Tenho a economia de mercado que me é imposta, bebo a Cola com Mac que importo.
Tenho a política externa e a componente militar também importada, eu apenas tenho o direito de dizer que estou a favor ou conta. O que fazemos EUA
Tenho a cultura que importo, os livros que eles escrevem os filmes que fazem com as mensagens que querem passar.
Tenho os meus ídolos do desporto que importo e desejo ver nos olímpicos que os EUA tenham sempre mais medalhas.
Tenho a imprensa que tenho, importada com valores que o Times A Ofrah os 60 minutos, a CNN etc.

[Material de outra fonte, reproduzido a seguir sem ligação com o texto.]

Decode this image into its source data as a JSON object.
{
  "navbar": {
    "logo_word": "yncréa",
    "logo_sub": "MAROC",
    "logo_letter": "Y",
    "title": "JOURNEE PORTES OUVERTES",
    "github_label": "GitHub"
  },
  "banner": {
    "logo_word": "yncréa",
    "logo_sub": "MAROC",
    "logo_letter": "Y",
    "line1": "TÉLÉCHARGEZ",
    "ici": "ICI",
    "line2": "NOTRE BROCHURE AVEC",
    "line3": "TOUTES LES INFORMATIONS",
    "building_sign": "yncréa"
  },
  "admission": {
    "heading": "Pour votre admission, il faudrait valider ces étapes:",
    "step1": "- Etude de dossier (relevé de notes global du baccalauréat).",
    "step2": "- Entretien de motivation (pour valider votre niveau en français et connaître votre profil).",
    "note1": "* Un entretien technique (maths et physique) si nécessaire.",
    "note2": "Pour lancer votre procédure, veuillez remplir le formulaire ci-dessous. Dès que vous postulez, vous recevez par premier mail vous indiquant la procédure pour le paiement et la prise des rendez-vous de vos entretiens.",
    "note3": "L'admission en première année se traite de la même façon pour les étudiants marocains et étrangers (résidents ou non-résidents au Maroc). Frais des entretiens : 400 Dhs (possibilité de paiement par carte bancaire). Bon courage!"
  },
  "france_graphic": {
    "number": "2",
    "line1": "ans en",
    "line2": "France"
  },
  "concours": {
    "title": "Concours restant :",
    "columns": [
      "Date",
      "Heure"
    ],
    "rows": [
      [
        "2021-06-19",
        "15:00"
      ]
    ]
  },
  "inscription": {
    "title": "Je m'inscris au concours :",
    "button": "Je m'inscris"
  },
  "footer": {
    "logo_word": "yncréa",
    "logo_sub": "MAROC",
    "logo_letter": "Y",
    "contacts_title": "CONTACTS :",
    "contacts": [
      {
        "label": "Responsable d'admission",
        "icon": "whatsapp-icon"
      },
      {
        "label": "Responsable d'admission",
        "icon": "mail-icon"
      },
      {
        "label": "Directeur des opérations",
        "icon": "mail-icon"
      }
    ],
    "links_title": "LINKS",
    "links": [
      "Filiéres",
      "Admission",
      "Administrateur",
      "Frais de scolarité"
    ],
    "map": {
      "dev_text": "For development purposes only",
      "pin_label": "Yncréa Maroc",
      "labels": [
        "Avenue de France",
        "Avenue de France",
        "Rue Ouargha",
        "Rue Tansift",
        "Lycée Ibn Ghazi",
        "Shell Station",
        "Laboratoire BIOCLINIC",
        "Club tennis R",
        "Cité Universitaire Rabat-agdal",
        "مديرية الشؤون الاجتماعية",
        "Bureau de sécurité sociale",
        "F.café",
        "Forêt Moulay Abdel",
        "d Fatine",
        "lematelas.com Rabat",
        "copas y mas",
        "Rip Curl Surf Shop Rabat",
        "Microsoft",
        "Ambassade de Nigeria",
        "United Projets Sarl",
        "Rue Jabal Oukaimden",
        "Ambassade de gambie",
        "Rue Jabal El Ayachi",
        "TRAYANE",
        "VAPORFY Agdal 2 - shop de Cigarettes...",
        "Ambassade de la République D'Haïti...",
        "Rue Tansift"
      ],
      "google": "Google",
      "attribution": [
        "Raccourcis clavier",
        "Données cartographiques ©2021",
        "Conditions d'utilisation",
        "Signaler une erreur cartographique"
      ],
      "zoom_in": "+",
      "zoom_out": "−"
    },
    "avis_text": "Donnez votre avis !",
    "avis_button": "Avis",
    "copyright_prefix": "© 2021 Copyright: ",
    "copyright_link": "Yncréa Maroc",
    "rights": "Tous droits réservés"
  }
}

Tenho a educação que tenho, a légua da dos EUA e ate a declaração de Bolonha que por egoísmo nosso tarda em avançar, é uma tentativa de imitar os EUA para hipoteticamente podermos ter hipótese de um dia, enquanto Europa, conseguir igualar o desenvolvimento deles e obter os prémios Nobel que eles sistematicamente têm.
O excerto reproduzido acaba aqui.